Just to vouch, though not in Facebook's case, it is complicated.

Many sites use a CDN (Akamai, Limelight, Amazon's Cloudfront, etc.). The whole idea of a CDN is that it distributes content. Even if the origin goes away (your copy), the CDN may continue serving it for a long time. If someone has a specific item URL within that network, they can still access it. Working with CDN APIs to delete content (especially if, say, that content has various instances based on sizes, previews, etc.,) can be ... interesting.

And if third parties are presenting your content, they might also persist it, say as a Google preview or cache, or Archive.org, or other tools.

Even within your own systems, data can be replicated in ways which are difficult to access fully. Backups can exist which cannot be easily accessed for wiping.

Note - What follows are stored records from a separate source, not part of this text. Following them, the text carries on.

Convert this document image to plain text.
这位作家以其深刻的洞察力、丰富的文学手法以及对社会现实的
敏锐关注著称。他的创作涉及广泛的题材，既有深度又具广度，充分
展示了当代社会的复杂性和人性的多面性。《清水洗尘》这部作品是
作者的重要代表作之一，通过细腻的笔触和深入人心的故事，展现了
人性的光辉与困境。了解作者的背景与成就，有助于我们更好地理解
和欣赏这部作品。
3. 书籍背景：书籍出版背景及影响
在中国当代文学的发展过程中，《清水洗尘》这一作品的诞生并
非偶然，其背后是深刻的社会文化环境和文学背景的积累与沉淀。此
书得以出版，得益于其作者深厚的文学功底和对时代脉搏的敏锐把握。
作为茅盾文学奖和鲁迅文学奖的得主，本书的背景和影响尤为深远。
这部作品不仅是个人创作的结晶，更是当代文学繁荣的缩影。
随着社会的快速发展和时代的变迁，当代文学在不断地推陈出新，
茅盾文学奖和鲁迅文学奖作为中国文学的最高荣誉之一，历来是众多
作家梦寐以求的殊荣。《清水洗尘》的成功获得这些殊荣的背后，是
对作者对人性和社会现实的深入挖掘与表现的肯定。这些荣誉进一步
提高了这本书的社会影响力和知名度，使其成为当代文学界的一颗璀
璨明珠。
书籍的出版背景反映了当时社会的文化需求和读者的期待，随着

There are war stories of magically re-appearing data resulting from data recovery operations.

So, while it's possible to flag content as "don't present" pretty easily, actually rooting all of it out thoroughly can be a much more involved task.

Un-seeing is difficult.

Facebook uses CDNs; how is it not complicated in the way you describe for them too?
I phrased that poorly: I'm vouching for the general case, not for Facebook specifically. I've not worked for them or on their systems.
You really expect us to believe this, that data would permanently be deleted, coming from facebook?

You know, THIS facebook: http://pleasedeletefacebook.com (list of most of their history up through 2012)